Подкарпатская Русь - стр. 39
Дальше, за бабкиной комнатой, Иванкина; тихо и там.
Тихо во всём доме.
А что же Мария? Что же всё околачивает баклуши? Не уходит? Что же, идол её бей, веяться до такой поры?
До звона в висках цепко вслушивался в ночь, наливался беспокойством, щемливой тревогой…
Наконец-то и он, тяжёлый на ухо, уловил придушенный, тугой стон ветра.

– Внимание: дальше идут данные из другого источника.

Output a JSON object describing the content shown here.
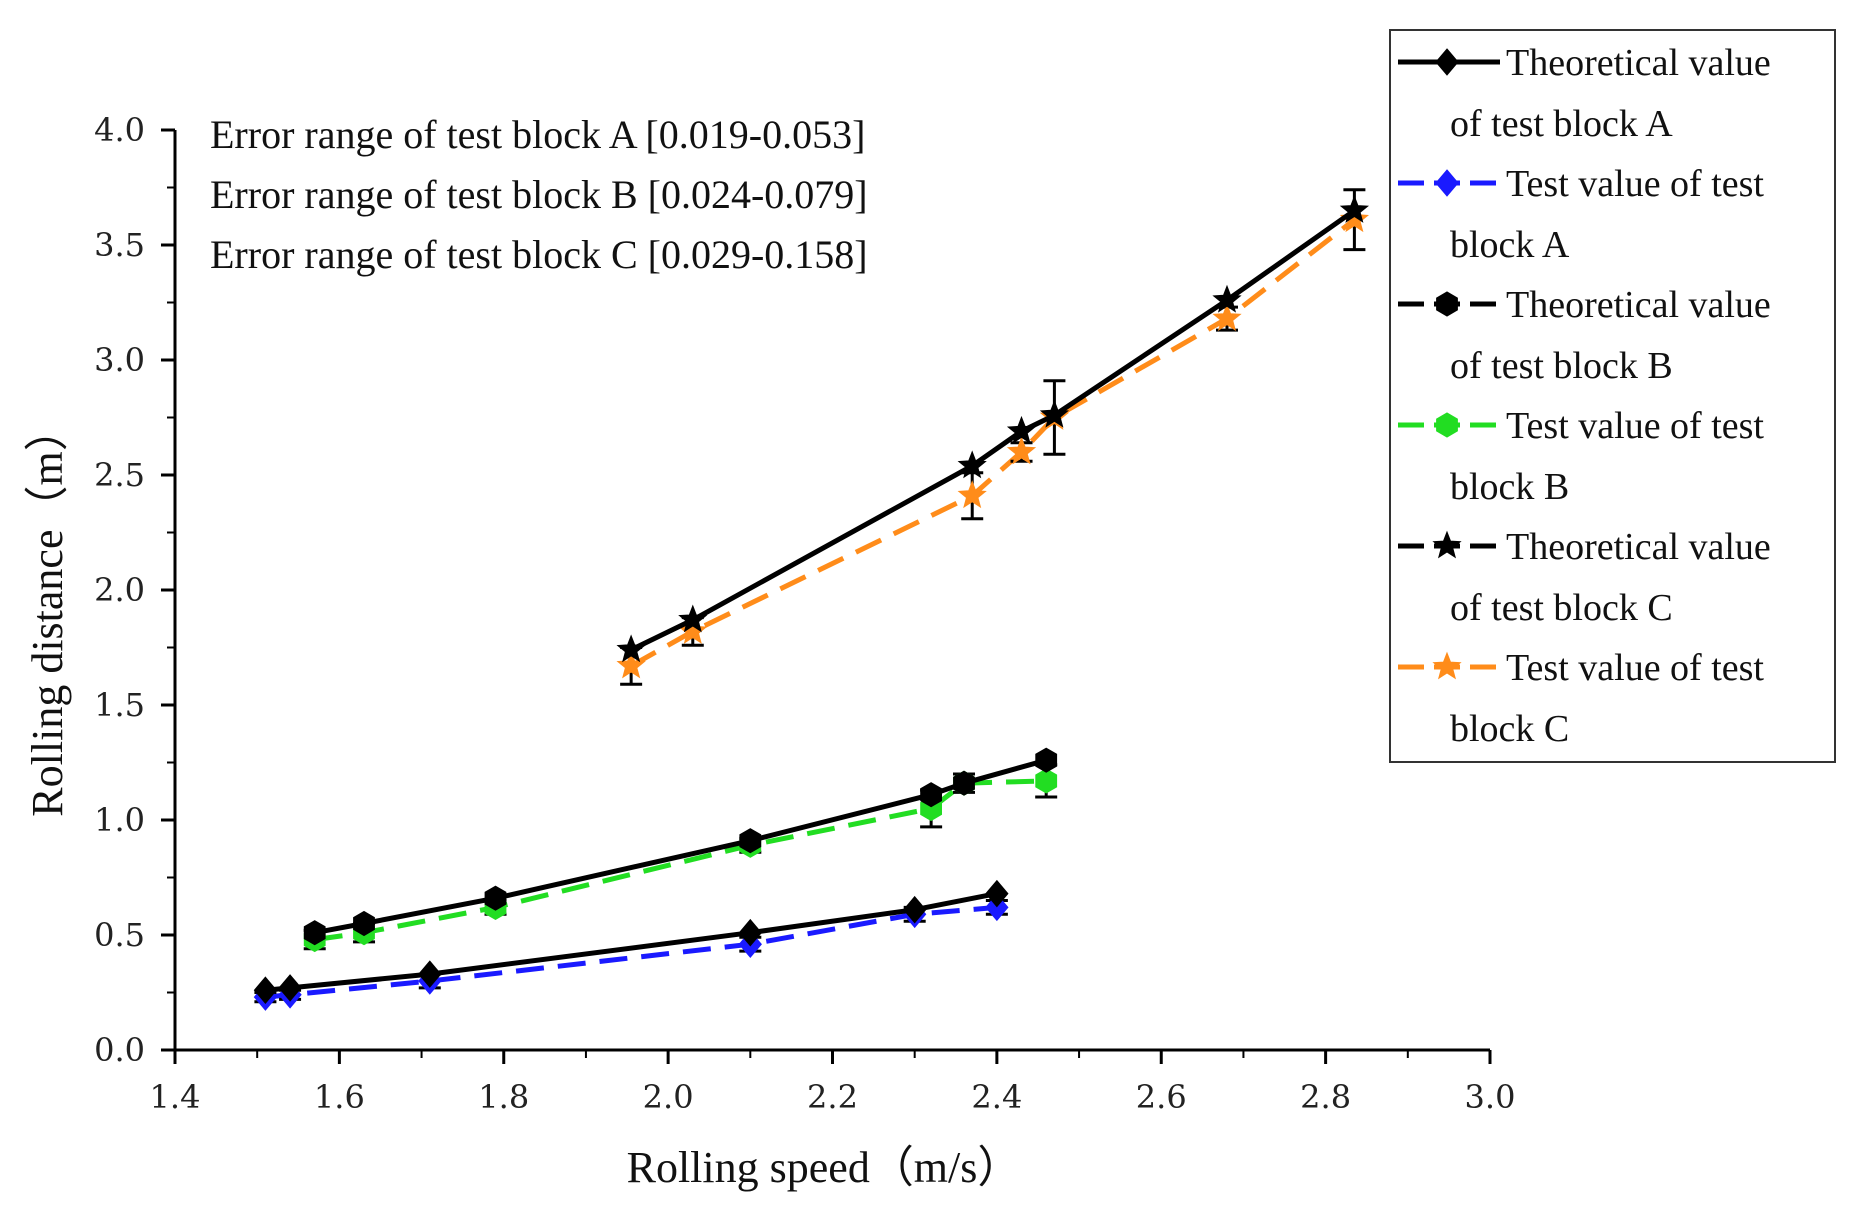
{
  "chart_data": {
    "type": "line",
    "title": "",
    "xlabel": "Rolling speed（m/s）",
    "ylabel": "Rolling distance（m）",
    "xlim": [
      1.4,
      3.0
    ],
    "ylim": [
      0.0,
      4.0
    ],
    "xticks": [
      "1.4",
      "1.6",
      "1.8",
      "2.0",
      "2.2",
      "2.4",
      "2.6",
      "2.8",
      "3.0"
    ],
    "yticks": [
      "0.0",
      "0.5",
      "1.0",
      "1.5",
      "2.0",
      "2.5",
      "3.0",
      "3.5",
      "4.0"
    ],
    "annotations": [
      "Error range of test block A [0.019-0.053]",
      "Error range of test block B [0.024-0.079]",
      "Error range of test block C [0.029-0.158]"
    ],
    "legend_position": "right",
    "series": [
      {
        "name": "Theoretical value of test block A",
        "legend_lines": [
          "Theoretical value",
          "of test block A"
        ],
        "color": "#000000",
        "dash": "solid",
        "marker": "diamond",
        "x": [
          1.51,
          1.54,
          1.71,
          2.1,
          2.3,
          2.4
        ],
        "y": [
          0.26,
          0.27,
          0.33,
          0.51,
          0.61,
          0.68
        ],
        "err": []
      },
      {
        "name": "Test value of test block A",
        "legend_lines": [
          "Test value of test",
          "block A"
        ],
        "color": "#1a1aff",
        "dash": "dashed",
        "marker": "diamond",
        "x": [
          1.51,
          1.54,
          1.71,
          2.1,
          2.3,
          2.4
        ],
        "y": [
          0.23,
          0.24,
          0.3,
          0.46,
          0.59,
          0.62
        ],
        "err": [
          0.02,
          0.02,
          0.03,
          0.03,
          0.03,
          0.03
        ]
      },
      {
        "name": "Theoretical value of test block B",
        "legend_lines": [
          "Theoretical value",
          "of test block B"
        ],
        "color": "#000000",
        "dash": "dashdot",
        "marker": "hexagon",
        "x": [
          1.57,
          1.63,
          1.79,
          2.1,
          2.32,
          2.36,
          2.46
        ],
        "y": [
          0.51,
          0.55,
          0.66,
          0.91,
          1.11,
          1.16,
          1.26
        ],
        "err": []
      },
      {
        "name": "Test value of test block B",
        "legend_lines": [
          "Test value of test",
          "block B"
        ],
        "color": "#22dd22",
        "dash": "dashed",
        "marker": "hexagon",
        "x": [
          1.57,
          1.63,
          1.79,
          2.1,
          2.32,
          2.36,
          2.46
        ],
        "y": [
          0.48,
          0.51,
          0.62,
          0.89,
          1.05,
          1.16,
          1.17
        ],
        "err": [
          0.04,
          0.04,
          0.03,
          0.03,
          0.08,
          0.04,
          0.07
        ]
      },
      {
        "name": "Theoretical value of test block C",
        "legend_lines": [
          "Theoretical value",
          "of test block C"
        ],
        "color": "#000000",
        "dash": "dashdot",
        "marker": "star",
        "x": [
          1.955,
          2.03,
          2.37,
          2.43,
          2.47,
          2.68,
          2.835
        ],
        "y": [
          1.74,
          1.87,
          2.54,
          2.69,
          2.76,
          3.26,
          3.65
        ],
        "err": []
      },
      {
        "name": "Test value of test block C",
        "legend_lines": [
          "Test value of test",
          "block C"
        ],
        "color": "#ff8c1a",
        "dash": "dashed",
        "marker": "star",
        "x": [
          1.955,
          2.03,
          2.37,
          2.43,
          2.47,
          2.68,
          2.835
        ],
        "y": [
          1.67,
          1.82,
          2.41,
          2.6,
          2.75,
          3.18,
          3.61
        ],
        "err": [
          0.08,
          0.06,
          0.1,
          0.04,
          0.16,
          0.05,
          0.13
        ]
      }
    ]
  }
}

Что-то неясное подхватило его, с потерянным удивлением закосолапил он во двор, тесный, похожий на заполошно гудевший чёрный котёл.
На месте не оказалось Марииной машины. Это успокоило, угомонило старика: уняло, отломало разом сердечушко.
Слава те, Вышний, убралась, по порожкам по лестничным, гляди, на босых пальчиках скралась без слышимости, без шороху. И ветрина тебе в спину! У Голованей полижешь мёду только через стёклушко!
Вернулся назад уже другой. Не тоска, не оцепенелая растерянность – ликование билось, выплясывало в посмелелых глазах, торжествующе обходивших комнату.
Взгляд зацепился за горку привезённых карточек, что стекли на тумбочку из белого плотного конверта.
Белки… Мои Белки…
Мог ли он и подумать, что сведёт-таки судьба с сынами в этом далёком от тебя доме? А свела, све-ла-а сударушка…
В бережи выплеснул карточки поверх лёгкого простого одеяла на постель, разместил что за чем в порядок.
Вот само село. Дома… Сады… Улицы…
Вот люди…
Выказывался, получался портрет Белок…
Портрет Родины…
И если…
Отстранённо сорвал со стены свою крупную карточку над оголовьем. Фотография была не столь старая, сколь давняя, как с иронией думал про неё, снята она была уже здесь, и был он на ней один, это была вообще первая с него карточка в жизни, после он отдал её увеличить.
Первым его желанием было выдрать снимок из-под замутнённого временем стекла, но в следующую минуту он воспретил себе это делать. Нет, нет! Ни за что!
Весь век свой он видел мир сквозь родные Белки. Что он видел? И мог ли толком видеть? Если видел что, так не больше того, что увидишь вот так вот…
На свою фотографию он вплоть, срез в срез, наложил привезённые Петром оттуда карточки, прижал стеклом. Вот уже и в рамке его Белки, под Белками он сам, растворился в Белках; карточки так плотно пришлись друг к дружке – ни паутинной щёлки, ни лезвенного просвета не осталось ему, как никогда и не было в самой в жизни, не глянуть в воле с-под мёртвого стекла в мир.
Вышло что-то вроде простенькой наглядной картинки про себя, такой ясной – свет разлился в душе. Ощутил осязаемо, что за шоры носил в себе, как-то разом сошлись несводимые концы, как-то разом объяснилось смутно угадываемое раньше, но совсем так и не понятое.